L'objectif d'ESB était de pouvoir nettoyer de manière entièrement automatique tous les composants du prélèvement d'eau brute. Le siphon est un développement protégé par un brevet d'ESB et a été mis au point en collaboration avec le bureau d'études Hersche. Il présente les particularités suivantes
(fig. 4 et 5):
Les deux supports de siphon ont été immergés dans le lac de Bienne en mai 2023 et reliés aux conduites d'eau brute (fig. 6). Les deux tubes filtrants seront immergés et raccordés peu avant la mise en service des nouvelles conduites début 2025.

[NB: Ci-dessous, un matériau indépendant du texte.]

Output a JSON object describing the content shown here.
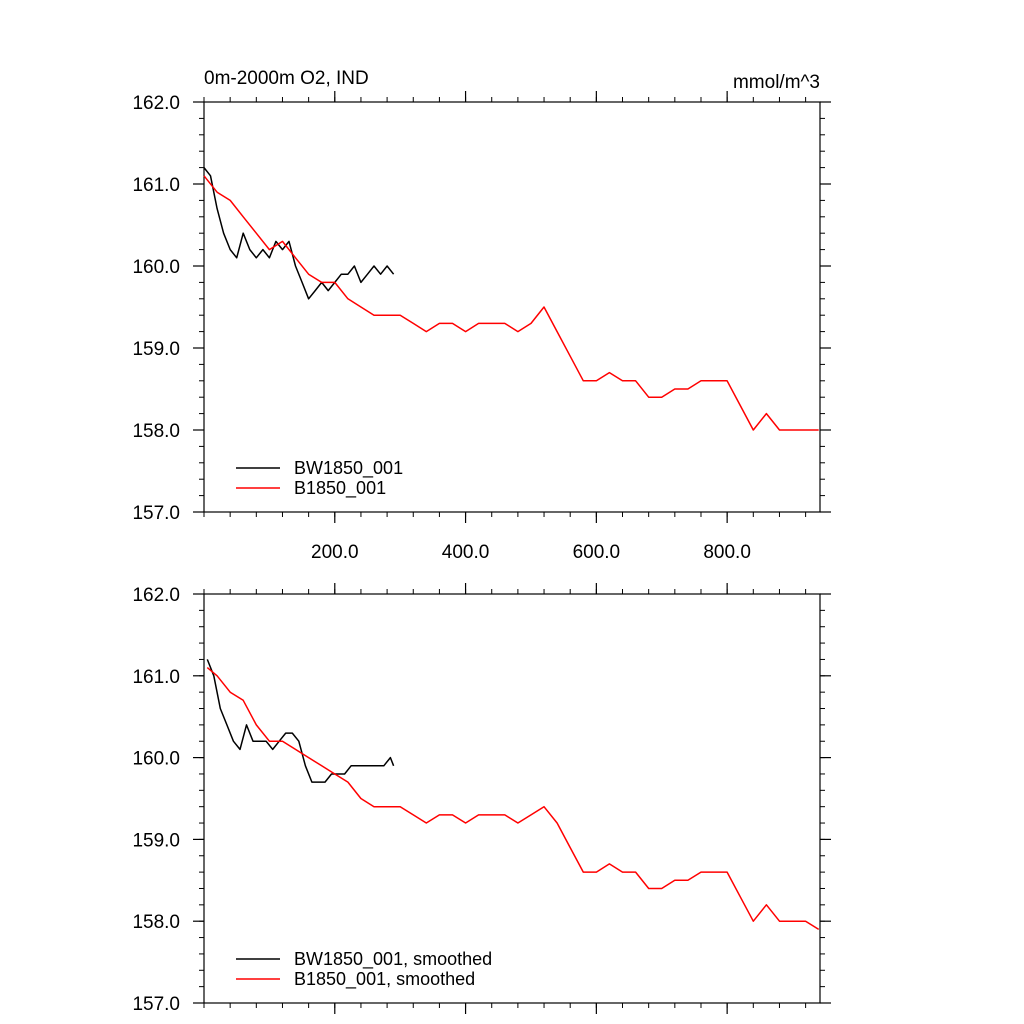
{
  "chart_data": [
    {
      "type": "line",
      "title": "0m-2000m O2, IND",
      "units": "mmol/m^3",
      "xlim": [
        0,
        942
      ],
      "ylim": [
        157.0,
        162.0
      ],
      "xticks": [
        200,
        400,
        600,
        800
      ],
      "xtick_labels": [
        "200.0",
        "400.0",
        "600.0",
        "800.0"
      ],
      "yticks": [
        157,
        158,
        159,
        160,
        161,
        162
      ],
      "ytick_labels": [
        "157.0",
        "158.0",
        "159.0",
        "160.0",
        "161.0",
        "162.0"
      ],
      "legend_position": "bottom-left",
      "series": [
        {
          "name": "BW1850_001",
          "color": "#000000",
          "x": [
            0,
            10,
            20,
            30,
            40,
            50,
            60,
            70,
            80,
            90,
            100,
            110,
            120,
            130,
            140,
            150,
            160,
            170,
            180,
            190,
            200,
            210,
            220,
            230,
            240,
            250,
            260,
            270,
            280,
            290
          ],
          "y": [
            161.2,
            161.1,
            160.7,
            160.4,
            160.2,
            160.1,
            160.4,
            160.2,
            160.1,
            160.2,
            160.1,
            160.3,
            160.2,
            160.3,
            160.0,
            159.8,
            159.6,
            159.7,
            159.8,
            159.7,
            159.8,
            159.9,
            159.9,
            160.0,
            159.8,
            159.9,
            160.0,
            159.9,
            160.0,
            159.9
          ]
        },
        {
          "name": "B1850_001",
          "color": "#ff0000",
          "x": [
            0,
            20,
            40,
            60,
            80,
            100,
            120,
            140,
            160,
            180,
            200,
            220,
            240,
            260,
            280,
            300,
            320,
            340,
            360,
            380,
            400,
            420,
            440,
            460,
            480,
            500,
            520,
            540,
            560,
            580,
            600,
            620,
            640,
            660,
            680,
            700,
            720,
            740,
            760,
            780,
            800,
            820,
            840,
            860,
            880,
            900,
            920,
            940
          ],
          "y": [
            161.1,
            160.9,
            160.8,
            160.6,
            160.4,
            160.2,
            160.3,
            160.1,
            159.9,
            159.8,
            159.8,
            159.6,
            159.5,
            159.4,
            159.4,
            159.4,
            159.3,
            159.2,
            159.3,
            159.3,
            159.2,
            159.3,
            159.3,
            159.3,
            159.2,
            159.3,
            159.5,
            159.2,
            158.9,
            158.6,
            158.6,
            158.7,
            158.6,
            158.6,
            158.4,
            158.4,
            158.5,
            158.5,
            158.6,
            158.6,
            158.6,
            158.3,
            158.0,
            158.2,
            158.0,
            158.0,
            158.0,
            158.0
          ]
        }
      ]
    },
    {
      "type": "line",
      "xlim": [
        0,
        942
      ],
      "ylim": [
        157.0,
        162.0
      ],
      "xticks": [
        200,
        400,
        600,
        800
      ],
      "yticks": [
        157,
        158,
        159,
        160,
        161,
        162
      ],
      "ytick_labels": [
        "157.0",
        "158.0",
        "159.0",
        "160.0",
        "161.0",
        "162.0"
      ],
      "legend_position": "bottom-left",
      "series": [
        {
          "name": "BW1850_001, smoothed",
          "color": "#000000",
          "x": [
            5,
            15,
            25,
            35,
            45,
            55,
            65,
            75,
            85,
            95,
            105,
            115,
            125,
            135,
            145,
            155,
            165,
            175,
            185,
            195,
            205,
            215,
            225,
            235,
            245,
            255,
            265,
            275,
            285,
            290
          ],
          "y": [
            161.2,
            161.0,
            160.6,
            160.4,
            160.2,
            160.1,
            160.4,
            160.2,
            160.2,
            160.2,
            160.1,
            160.2,
            160.3,
            160.3,
            160.2,
            159.9,
            159.7,
            159.7,
            159.7,
            159.8,
            159.8,
            159.8,
            159.9,
            159.9,
            159.9,
            159.9,
            159.9,
            159.9,
            160.0,
            159.9
          ]
        },
        {
          "name": "B1850_001, smoothed",
          "color": "#ff0000",
          "x": [
            5,
            20,
            40,
            60,
            80,
            100,
            120,
            140,
            160,
            180,
            200,
            220,
            240,
            260,
            280,
            300,
            320,
            340,
            360,
            380,
            400,
            420,
            440,
            460,
            480,
            500,
            520,
            540,
            560,
            580,
            600,
            620,
            640,
            660,
            680,
            700,
            720,
            740,
            760,
            780,
            800,
            820,
            840,
            860,
            880,
            900,
            920,
            940
          ],
          "y": [
            161.1,
            161.0,
            160.8,
            160.7,
            160.4,
            160.2,
            160.2,
            160.1,
            160.0,
            159.9,
            159.8,
            159.7,
            159.5,
            159.4,
            159.4,
            159.4,
            159.3,
            159.2,
            159.3,
            159.3,
            159.2,
            159.3,
            159.3,
            159.3,
            159.2,
            159.3,
            159.4,
            159.2,
            158.9,
            158.6,
            158.6,
            158.7,
            158.6,
            158.6,
            158.4,
            158.4,
            158.5,
            158.5,
            158.6,
            158.6,
            158.6,
            158.3,
            158.0,
            158.2,
            158.0,
            158.0,
            158.0,
            157.9
          ]
        }
      ]
    }
  ]
}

Le sous-sol de l'usine est plus bas que le niveau du lac. Pour les inspections de conduites simples, un adaptateur peut être raccordé au sas de départ, ce qui permet un accès au niveau libre. Un robot plongeur peut inspecter l'ensemble de la conduite depuis l'usine, sans qu'il soit nécessaire d'utiliser des bateaux et/ou des plongeurs ou d'ouvrir ou d'enlever le panier de prélèvement pour une inspection.

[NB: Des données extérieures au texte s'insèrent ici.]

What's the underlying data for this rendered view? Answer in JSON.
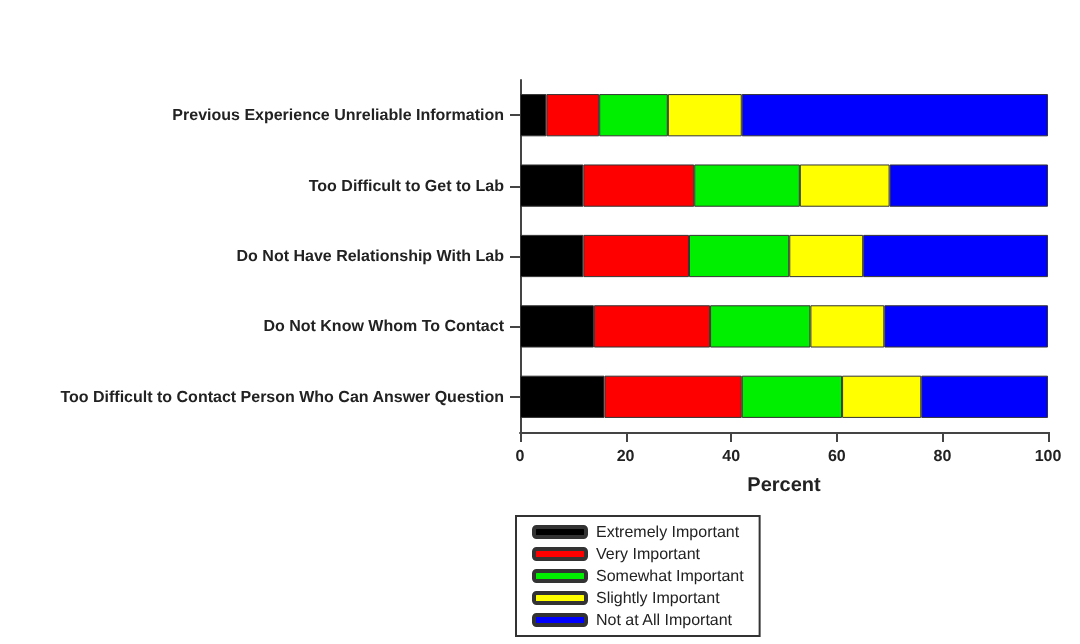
{
  "chart_data": {
    "type": "bar",
    "orientation": "horizontal",
    "stacked": true,
    "xlabel": "Percent",
    "categories": [
      "Previous Experience Unreliable Information",
      "Too Difficult to Get to Lab",
      "Do Not Have Relationship With Lab",
      "Do Not Know Whom To Contact",
      "Too Difficult to Contact Person Who Can Answer Question"
    ],
    "series": [
      {
        "name": "Extremely Important",
        "color": "#000000",
        "values": [
          5,
          12,
          12,
          14,
          16
        ]
      },
      {
        "name": "Very Important",
        "color": "#ff0000",
        "values": [
          10,
          21,
          20,
          22,
          26
        ]
      },
      {
        "name": "Somewhat Important",
        "color": "#00ee00",
        "values": [
          13,
          20,
          19,
          19,
          19
        ]
      },
      {
        "name": "Slightly Important",
        "color": "#ffff00",
        "values": [
          14,
          17,
          14,
          14,
          15
        ]
      },
      {
        "name": "Not at All Important",
        "color": "#0000ff",
        "values": [
          58,
          30,
          35,
          31,
          24
        ]
      }
    ],
    "xlim": [
      0,
      100
    ],
    "xticks": [
      0,
      20,
      40,
      60,
      80,
      100
    ],
    "grid": false,
    "legend": "bottom"
  }
}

Afin de tester préalablement les nouveaux développements (siphon, sas, tube de transport et appareil de nettoyage), un parcours pilote à l'échelle 1:1 a été mis en place sur le site de la société Reinhart Hydrocleaning SA à Courroux (fig. 7). Des coudes de tuyauterie, un sas de départ, un tube de transport, l'appareil de nettoyage ainsi que l'un des savons ont été testés sur place. L'appareil a été transporté avec succès plusieurs fois dans les deux sens à travers la conduite. Les essais ont eu lieu en été/automne 2022 dans différentes conditions météorologiques et de température et ont fourni des données sur la pression et le débit nécessaires pour le déplacement de l'appareil de nettoyage. En outre, la fonctionnalité du clapet de surpression et les mesures de position via les capteurs magnétiques ont été testées.
A l'exception des points mentionnés ci-dessous, la fonctionnalité du concept et des éléments de l'installation a pu être testée avec succès:
Malgré ces limitations, on peut supposer que l'appareil de nettoyage peut être transporté dans la conduite avec des paramètres similaires à ceux mesurés pendant les essais.

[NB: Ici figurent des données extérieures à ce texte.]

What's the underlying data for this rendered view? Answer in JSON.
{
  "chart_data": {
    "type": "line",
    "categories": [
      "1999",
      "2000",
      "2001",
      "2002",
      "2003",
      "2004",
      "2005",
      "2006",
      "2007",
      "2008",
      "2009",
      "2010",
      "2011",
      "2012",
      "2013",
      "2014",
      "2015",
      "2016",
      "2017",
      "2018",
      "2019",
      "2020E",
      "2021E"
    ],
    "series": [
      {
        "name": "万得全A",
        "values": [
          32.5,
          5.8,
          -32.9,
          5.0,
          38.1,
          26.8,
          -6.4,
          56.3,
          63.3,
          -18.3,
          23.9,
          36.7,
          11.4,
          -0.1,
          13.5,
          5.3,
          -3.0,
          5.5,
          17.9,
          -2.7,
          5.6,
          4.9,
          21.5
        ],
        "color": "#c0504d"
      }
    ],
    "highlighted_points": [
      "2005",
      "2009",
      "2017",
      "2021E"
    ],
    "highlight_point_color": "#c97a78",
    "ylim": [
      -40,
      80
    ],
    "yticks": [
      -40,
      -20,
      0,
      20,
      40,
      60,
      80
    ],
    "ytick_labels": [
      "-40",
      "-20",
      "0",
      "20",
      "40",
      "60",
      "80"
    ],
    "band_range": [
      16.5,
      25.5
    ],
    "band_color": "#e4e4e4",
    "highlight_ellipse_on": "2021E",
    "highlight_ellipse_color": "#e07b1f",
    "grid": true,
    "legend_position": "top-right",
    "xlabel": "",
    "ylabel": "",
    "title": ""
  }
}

La moule quagga est venue pour rester. Sa propagation a des conséquences importantes sur l'écologie des eaux. En outre, elle pose des défis aux exploitants d'infrastructures de prélèvement en mer. Des solutions créatives sont nécessaires pour protéger les installations techniques et maintenir les ressources nécessaires aux travaux de nettoyage dans des limites raisonnables. Avec le développement décrit, ESB a suivi une approche entièrement automatisée qui vise à réduire le recours aux plongeurs, aux bateaux et au personnel d'exploitation. Les premières opérations de nettoyage sont prévues après la mise en service des deux nouvelles conduites d'eau brute, début 2025.